I am being stalked by storks. They are everywhere. Standing in the meadow, by the lakeside, near the river, or just on the side of the road, they are staring at me. I know what they want to bring me, and there is nothing I want more. But it proves to be a more difficult road than we had hoped it to be.
Our journey started in February 2012. I had been on birth control for more then ten years and we waited out one natural cycle. I immediately fell pregnant the next cycle (Cycle #1) and we saw a heartbeat at six weeks. Unfortunately, when I was in my tenth week, I miscarried and we lost our baby, who apparently had stopped developing shortly after my first ultrasound. The second cycle (Cycle #2) after my miscarriage I fell pregnant again. It turned out to be a biochemical pregnancy. The very next cycle (Cycle #3) I went through the same thing. My gynaecologist then prescribed me progesterone supplements, but that cycle (Cycle #4) became my third consecutive early loss.

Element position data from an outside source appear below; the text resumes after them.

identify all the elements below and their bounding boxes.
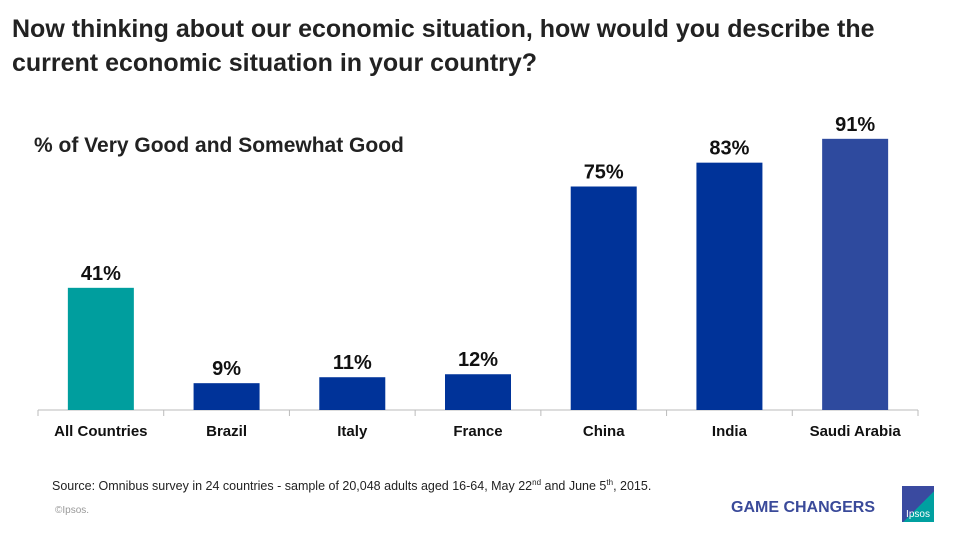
data-label: 11% [333,352,372,374]
tagline: GAME CHANGERS [731,499,876,516]
data-label: 91% [835,114,875,136]
bar-china [570,186,637,410]
data-label: 9% [212,358,241,380]
category-label: Brazil [206,423,247,440]
bar-brazil [193,383,260,410]
source-sup: th [606,478,614,487]
bar-all-countries [67,287,134,410]
bar-saudi-arabia [822,138,889,410]
category-label: Italy [337,423,368,440]
data-label: 75% [584,162,624,184]
source-note: Source: Omnibus survey in 24 countries -… [52,478,651,493]
source-text: , 2015. [613,479,652,494]
category-label: India [712,423,748,440]
data-label: 41% [81,263,121,285]
chart-title: Now thinking about our economic situatio… [12,15,875,77]
data-label: 12% [458,349,498,371]
ipsos-logo: Ipsos [902,486,934,522]
logo-text: Ipsos [906,509,930,520]
copyright: ©Ipsos. [55,505,90,516]
data-label: 83% [709,138,749,160]
source-sup: nd [532,478,542,487]
category-label: Saudi Arabia [810,423,902,440]
bar-india [696,162,763,410]
category-label: All Countries [54,423,147,440]
source-text: Source: Omnibus survey in 24 countries -… [52,479,533,494]
chart-subtitle: % of Very Good and Somewhat Good [34,134,404,157]
source-text: and June 5 [541,479,607,494]
category-label: France [453,423,502,440]
category-label: China [583,423,625,440]
bar-france [445,374,511,410]
bar-italy [319,377,386,410]
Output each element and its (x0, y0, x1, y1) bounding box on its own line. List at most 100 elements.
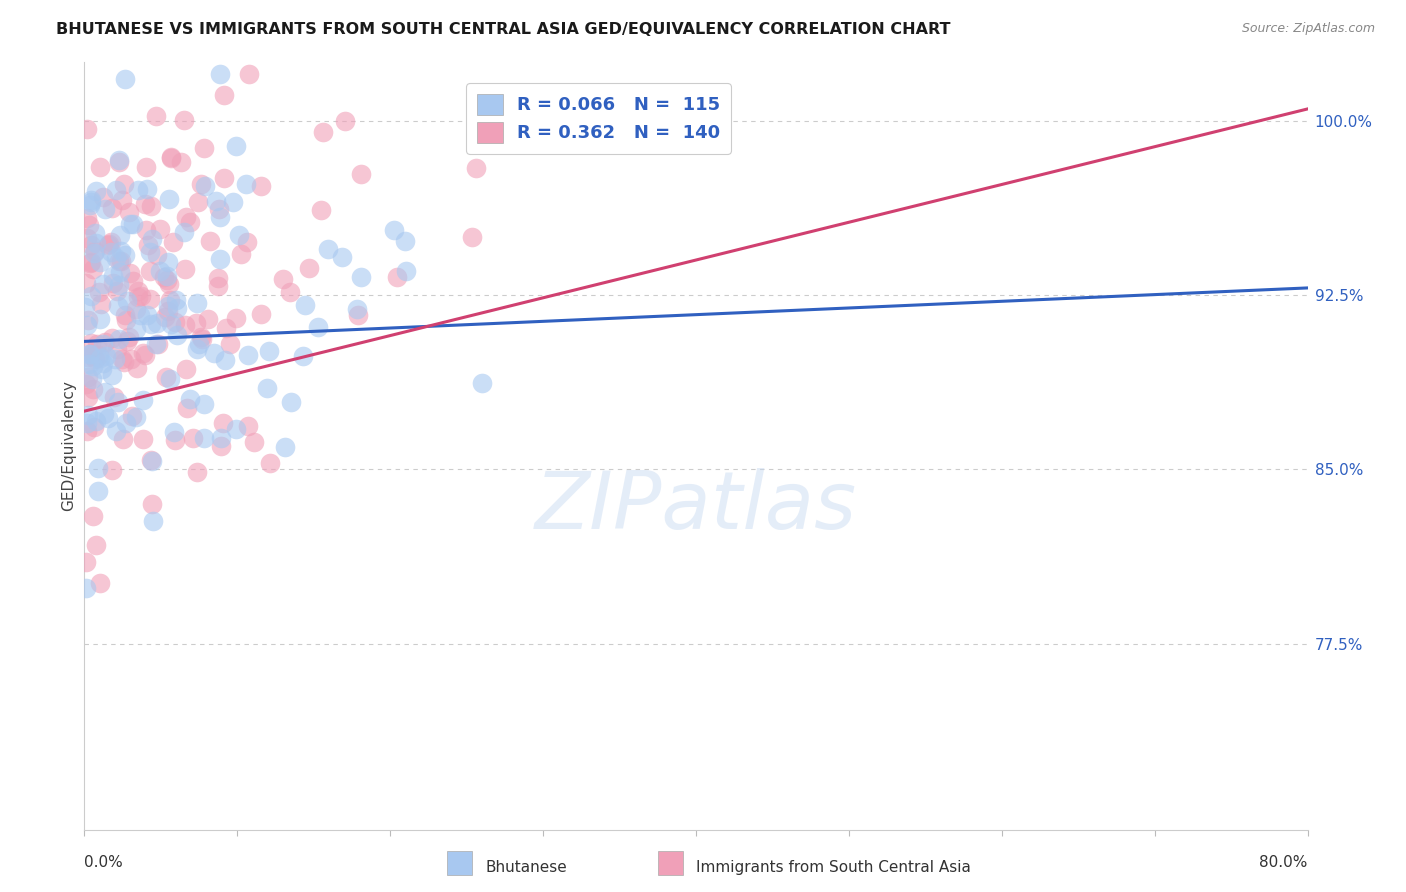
Point (135, 308, 157, 322)
Point (139, 264, 162, 278)
Point (79, 256, 101, 270)
Point (157, 299, 180, 313)
Point (100, 235, 122, 250)
Point (236, 419, 259, 434)
Point (104, 183, 127, 197)
Point (89, 285, 111, 299)
Point (125, 360, 148, 375)
Point (79, 238, 101, 252)
Text: 0.0%: 0.0% (84, 855, 124, 870)
Point (273, 440, 295, 454)
Point (117, 293, 139, 308)
Point (76, 121, 98, 136)
Point (173, 318, 195, 332)
Point (162, 235, 184, 250)
Point (156, 304, 179, 318)
Point (184, 316, 207, 330)
Point (104, 251, 127, 265)
Point (160, 151, 183, 165)
Point (76, 211, 98, 225)
Point (259, 456, 281, 470)
Point (87, 461, 110, 475)
Point (394, 234, 416, 248)
Point (76, 408, 98, 422)
Point (461, 229, 484, 244)
Text: Source: ZipAtlas.com: Source: ZipAtlas.com (1241, 22, 1375, 36)
Point (107, 153, 129, 168)
Point (125, 302, 148, 317)
Point (80, 345, 103, 359)
Point (84, 235, 107, 250)
Point (209, 439, 232, 453)
Point (141, 454, 163, 468)
Point (129, 289, 152, 303)
Point (77, 219, 100, 233)
Point (222, 194, 245, 209)
Point (121, 352, 143, 367)
Point (333, 113, 356, 128)
Point (200, 234, 222, 248)
Point (157, 192, 180, 206)
Point (387, 270, 409, 285)
Point (173, 113, 195, 128)
Point (163, 425, 186, 440)
Point (90, 362, 112, 376)
Point (225, 310, 247, 325)
Point (136, 182, 159, 196)
Point (179, 215, 201, 229)
Point (107, 395, 129, 409)
Point (218, 336, 240, 351)
Point (312, 125, 335, 139)
Point (82, 359, 104, 374)
Point (211, 416, 233, 430)
Point (86, 337, 108, 351)
Point (101, 331, 124, 345)
Point (103, 268, 125, 283)
Point (298, 260, 321, 275)
Point (101, 463, 124, 477)
Point (193, 432, 215, 446)
Text: Bhutanese: Bhutanese (485, 860, 567, 874)
Point (122, 274, 145, 288)
Point (146, 316, 169, 330)
Point (124, 321, 146, 335)
Point (135, 161, 157, 175)
Point (90, 297, 112, 311)
Point (465, 161, 488, 175)
Point (89, 351, 111, 366)
Point (311, 202, 333, 217)
Point (194, 179, 217, 194)
Point (229, 247, 252, 261)
Point (148, 222, 170, 236)
Point (80, 195, 103, 210)
Point (110, 265, 132, 279)
Point (110, 227, 132, 242)
Point (91, 356, 114, 370)
Point (93, 202, 115, 216)
Point (139, 199, 162, 213)
Point (75, 276, 97, 290)
Point (136, 237, 159, 252)
Point (107, 278, 129, 293)
Point (157, 277, 180, 291)
Point (73, 300, 96, 314)
Point (115, 416, 138, 430)
Point (107, 299, 129, 313)
Point (105, 342, 128, 356)
Point (84, 537, 107, 551)
Point (82, 349, 104, 363)
Point (79, 289, 101, 303)
Point (91, 337, 114, 351)
Point (208, 210, 231, 224)
Point (209, 252, 232, 266)
Point (207, 278, 229, 293)
Point (156, 269, 179, 284)
Point (75, 377, 97, 392)
Point (166, 301, 188, 315)
Point (191, 332, 214, 346)
Point (160, 318, 183, 332)
Point (75, 555, 97, 569)
Text: Immigrants from South Central Asia: Immigrants from South Central Asia (696, 860, 972, 874)
Point (84, 414, 107, 428)
Point (87, 348, 110, 362)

We actively tried to conceive four times now and I fell pregnant each time. We went through the joy and excitement of having positive home pregnancy tests every time. We also went through loss and grief every time. I have no clue what is wrong with me, I just know that the feelings of despair and guilt have been growing with each loss. A full blood work has been done and nothing came up. Semen analysis revealed normal count, and motility and morphology slightly below average. My gynaecologist still believes things are naturally doable. At this point we have unexplained infertility.
I decided to start this blog because I know how comforting it can be to read about pregnancy loss and the journey to conceive to other women who have gone through the same situation. I hope I can be of help.
Cycle #5 September 07, 2012 – October 05, 2012 | Early loss
Cycle #6 October 05, 2012 – November 05, 2012 | No conception
Cycle #7 November 05, 2012 – December 01, 2012 | No conception
Cycle #8 December 01, 2012 – January 07, 2013 | Early loss
Cycle #9 January 07, 2013 | I have no idea what to do.